Structure and Mechanisms of Nad (P): Quinone Reductase
Amzel, L. Mario   
Johns Hopkins University, Baltimore, MD, United States

Quinone reductase (QR1), a cytosolic FAD-containing flavoprotein, is induced as part of the chemoprotective phase II enzymes by many xenobiotics. It is widely distributed in mammalian tissues where it plays a major role in the detoxication of quinones and their metabolic precursors by promoting the obligatory two-electron reductions of many quinones to hydroquinones. In addition to its role in the detoxification of dietary quinones, the enzyme has been shown to catalyze the reductive activation of quinolic cancer chemotherapeutic compounds. Since QR1 expression is enhanced expression in certain tumors, particularly lung carcinoma, colon, liver, and breast tumors, and non-small cell lung cancer, it represents an ideal target for the development of cancer chemotherapeutic compounds. As part of this project we carried out structural and biochemical studies that provided the first major insight into the mechanism of the enzyme: we determined the structures of several QRs and proposed the mechanism that is widely accepted in the field. In addition, we analyzed the complexes of several cancer chemotherapeutic prodrugs with QR1 and inferred tentative rules that can be used to design new compounds with improved characteristics.
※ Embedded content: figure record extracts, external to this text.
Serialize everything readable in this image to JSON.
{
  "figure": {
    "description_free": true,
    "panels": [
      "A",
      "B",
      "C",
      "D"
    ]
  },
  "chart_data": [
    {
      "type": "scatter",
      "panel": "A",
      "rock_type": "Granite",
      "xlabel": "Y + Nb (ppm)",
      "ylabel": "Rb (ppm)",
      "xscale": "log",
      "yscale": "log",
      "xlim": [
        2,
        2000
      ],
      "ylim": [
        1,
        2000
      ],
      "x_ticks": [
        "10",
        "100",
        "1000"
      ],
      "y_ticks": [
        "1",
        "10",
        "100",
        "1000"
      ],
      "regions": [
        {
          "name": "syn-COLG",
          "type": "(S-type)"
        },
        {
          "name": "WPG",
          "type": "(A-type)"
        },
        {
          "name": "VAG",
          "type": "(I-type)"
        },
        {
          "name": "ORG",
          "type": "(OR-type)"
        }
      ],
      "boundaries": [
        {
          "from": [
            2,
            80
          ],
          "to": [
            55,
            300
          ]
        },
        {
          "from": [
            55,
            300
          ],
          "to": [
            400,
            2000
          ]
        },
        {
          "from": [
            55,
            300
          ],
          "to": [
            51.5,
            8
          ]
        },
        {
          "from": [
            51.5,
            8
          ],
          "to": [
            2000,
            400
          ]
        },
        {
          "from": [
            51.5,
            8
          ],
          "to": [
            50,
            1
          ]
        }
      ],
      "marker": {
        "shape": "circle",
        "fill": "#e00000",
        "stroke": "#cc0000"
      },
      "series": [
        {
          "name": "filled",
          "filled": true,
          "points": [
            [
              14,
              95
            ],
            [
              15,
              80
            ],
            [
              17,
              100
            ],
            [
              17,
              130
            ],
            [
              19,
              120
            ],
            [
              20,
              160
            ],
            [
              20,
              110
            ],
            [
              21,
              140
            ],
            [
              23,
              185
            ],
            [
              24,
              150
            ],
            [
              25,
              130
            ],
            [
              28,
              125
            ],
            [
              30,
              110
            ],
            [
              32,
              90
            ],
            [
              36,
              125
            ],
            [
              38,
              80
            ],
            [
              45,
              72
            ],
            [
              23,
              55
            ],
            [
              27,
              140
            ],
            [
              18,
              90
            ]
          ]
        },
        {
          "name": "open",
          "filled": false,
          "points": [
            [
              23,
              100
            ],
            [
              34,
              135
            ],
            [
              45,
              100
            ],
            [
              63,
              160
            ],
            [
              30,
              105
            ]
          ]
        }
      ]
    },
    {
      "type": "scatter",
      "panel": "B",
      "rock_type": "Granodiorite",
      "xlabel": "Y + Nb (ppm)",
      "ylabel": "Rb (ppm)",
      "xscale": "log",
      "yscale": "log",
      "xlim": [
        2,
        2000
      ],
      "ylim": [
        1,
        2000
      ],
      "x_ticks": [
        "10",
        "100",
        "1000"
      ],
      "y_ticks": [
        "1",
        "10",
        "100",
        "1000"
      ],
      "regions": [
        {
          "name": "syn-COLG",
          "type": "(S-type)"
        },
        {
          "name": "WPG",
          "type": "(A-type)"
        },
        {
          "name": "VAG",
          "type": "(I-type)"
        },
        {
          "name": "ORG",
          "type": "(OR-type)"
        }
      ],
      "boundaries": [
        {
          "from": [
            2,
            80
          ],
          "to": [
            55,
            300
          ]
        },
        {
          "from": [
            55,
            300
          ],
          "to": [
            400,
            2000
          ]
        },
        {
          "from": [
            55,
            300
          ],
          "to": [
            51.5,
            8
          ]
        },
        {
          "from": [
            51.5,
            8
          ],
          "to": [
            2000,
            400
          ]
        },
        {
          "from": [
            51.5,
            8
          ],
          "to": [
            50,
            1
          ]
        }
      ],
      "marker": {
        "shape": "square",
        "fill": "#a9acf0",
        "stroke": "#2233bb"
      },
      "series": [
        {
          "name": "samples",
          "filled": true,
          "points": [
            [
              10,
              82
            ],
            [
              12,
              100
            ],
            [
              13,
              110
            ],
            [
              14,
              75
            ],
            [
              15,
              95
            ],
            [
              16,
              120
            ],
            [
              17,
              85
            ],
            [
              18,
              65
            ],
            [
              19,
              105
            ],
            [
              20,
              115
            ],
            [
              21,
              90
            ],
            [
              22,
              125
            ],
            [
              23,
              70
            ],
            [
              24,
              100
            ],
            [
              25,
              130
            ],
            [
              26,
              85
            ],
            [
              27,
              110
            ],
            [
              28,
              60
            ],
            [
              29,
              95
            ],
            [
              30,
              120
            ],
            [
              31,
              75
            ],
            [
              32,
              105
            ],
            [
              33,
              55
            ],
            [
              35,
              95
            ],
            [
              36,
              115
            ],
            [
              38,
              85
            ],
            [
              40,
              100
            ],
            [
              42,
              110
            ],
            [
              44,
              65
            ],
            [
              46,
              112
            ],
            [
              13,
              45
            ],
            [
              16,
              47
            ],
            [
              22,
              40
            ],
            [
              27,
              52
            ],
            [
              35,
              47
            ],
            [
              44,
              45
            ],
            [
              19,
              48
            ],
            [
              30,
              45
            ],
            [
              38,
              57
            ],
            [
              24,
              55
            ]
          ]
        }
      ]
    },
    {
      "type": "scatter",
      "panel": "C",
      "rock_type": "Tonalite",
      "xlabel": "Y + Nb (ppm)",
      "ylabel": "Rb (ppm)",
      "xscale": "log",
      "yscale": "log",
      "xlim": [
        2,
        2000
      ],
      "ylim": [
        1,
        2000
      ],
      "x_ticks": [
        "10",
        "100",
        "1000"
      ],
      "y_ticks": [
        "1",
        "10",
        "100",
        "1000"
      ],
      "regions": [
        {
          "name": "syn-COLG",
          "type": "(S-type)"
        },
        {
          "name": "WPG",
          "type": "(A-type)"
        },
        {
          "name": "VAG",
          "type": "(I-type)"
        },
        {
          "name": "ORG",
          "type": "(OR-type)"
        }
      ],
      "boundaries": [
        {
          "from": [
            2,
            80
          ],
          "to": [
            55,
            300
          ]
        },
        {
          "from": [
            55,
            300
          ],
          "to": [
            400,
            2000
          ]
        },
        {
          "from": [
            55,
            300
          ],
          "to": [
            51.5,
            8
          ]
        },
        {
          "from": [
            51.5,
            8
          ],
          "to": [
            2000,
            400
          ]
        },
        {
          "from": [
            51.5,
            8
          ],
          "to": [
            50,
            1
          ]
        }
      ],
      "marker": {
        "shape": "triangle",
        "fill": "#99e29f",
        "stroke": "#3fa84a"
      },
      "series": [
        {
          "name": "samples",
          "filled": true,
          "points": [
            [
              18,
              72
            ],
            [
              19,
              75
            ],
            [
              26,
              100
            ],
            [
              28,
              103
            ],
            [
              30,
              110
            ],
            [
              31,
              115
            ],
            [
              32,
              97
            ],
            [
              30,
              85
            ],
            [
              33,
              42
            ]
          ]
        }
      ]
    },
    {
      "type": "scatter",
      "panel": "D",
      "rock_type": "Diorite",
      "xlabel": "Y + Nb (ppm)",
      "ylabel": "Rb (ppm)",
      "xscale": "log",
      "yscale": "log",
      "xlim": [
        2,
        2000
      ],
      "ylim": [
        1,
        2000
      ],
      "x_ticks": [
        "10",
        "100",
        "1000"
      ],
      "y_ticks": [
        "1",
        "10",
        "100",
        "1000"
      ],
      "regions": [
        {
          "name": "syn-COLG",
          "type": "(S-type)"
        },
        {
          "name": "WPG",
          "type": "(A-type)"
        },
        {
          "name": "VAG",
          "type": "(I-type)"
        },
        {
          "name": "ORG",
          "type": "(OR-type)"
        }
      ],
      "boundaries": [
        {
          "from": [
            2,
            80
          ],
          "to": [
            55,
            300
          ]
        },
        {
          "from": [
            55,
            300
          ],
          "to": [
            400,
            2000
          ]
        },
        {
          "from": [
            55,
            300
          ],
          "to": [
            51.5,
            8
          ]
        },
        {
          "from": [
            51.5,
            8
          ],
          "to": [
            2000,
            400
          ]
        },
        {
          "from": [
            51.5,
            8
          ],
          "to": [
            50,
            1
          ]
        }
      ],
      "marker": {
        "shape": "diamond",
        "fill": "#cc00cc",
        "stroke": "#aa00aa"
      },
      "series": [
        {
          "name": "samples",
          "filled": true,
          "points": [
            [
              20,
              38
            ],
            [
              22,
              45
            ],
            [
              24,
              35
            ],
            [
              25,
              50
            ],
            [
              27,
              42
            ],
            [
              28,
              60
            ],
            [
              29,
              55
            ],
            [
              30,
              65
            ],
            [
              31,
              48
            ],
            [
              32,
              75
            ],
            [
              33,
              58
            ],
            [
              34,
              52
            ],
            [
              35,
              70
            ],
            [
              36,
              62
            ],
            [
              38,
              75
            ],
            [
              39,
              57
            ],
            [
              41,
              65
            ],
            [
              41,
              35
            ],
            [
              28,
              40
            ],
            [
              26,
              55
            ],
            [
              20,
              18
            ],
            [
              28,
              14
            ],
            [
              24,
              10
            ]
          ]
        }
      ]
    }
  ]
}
This project deals with the two aspects of QR1 physiology: chemotherapy and chemoprotection. Our studies on QR biochemistry are focusing on the activation of chemotherapeutic compounds as understanding the mechanism and the specificity of the enzyme has a direct impact on the development of more effective compounds. We propose to continue our studies to elucidate the mechanism of QR1, to characterize the specificity of QR1 for chemotherapeutic agents, and to complete the elucidation of the function and the mechanism of QR2. Chemoprotection by QR is part of the coordinated response that involves the induction of phase II enzymes. As induction of chemoprotection enzymes is the stage of this important process most amenable for therapeutic interventions, our studies in this area will focus on the mechanism of induction. One protein, Keap1, is thought to be the chemical sensor that initiates the response of oxidative stress. We propose to study this protein as well as its complexes with its partner protein Nrf2 to explore the primary chemical mechanism by which inducers trigger the release of Nrf2 from inactivation by Keap1.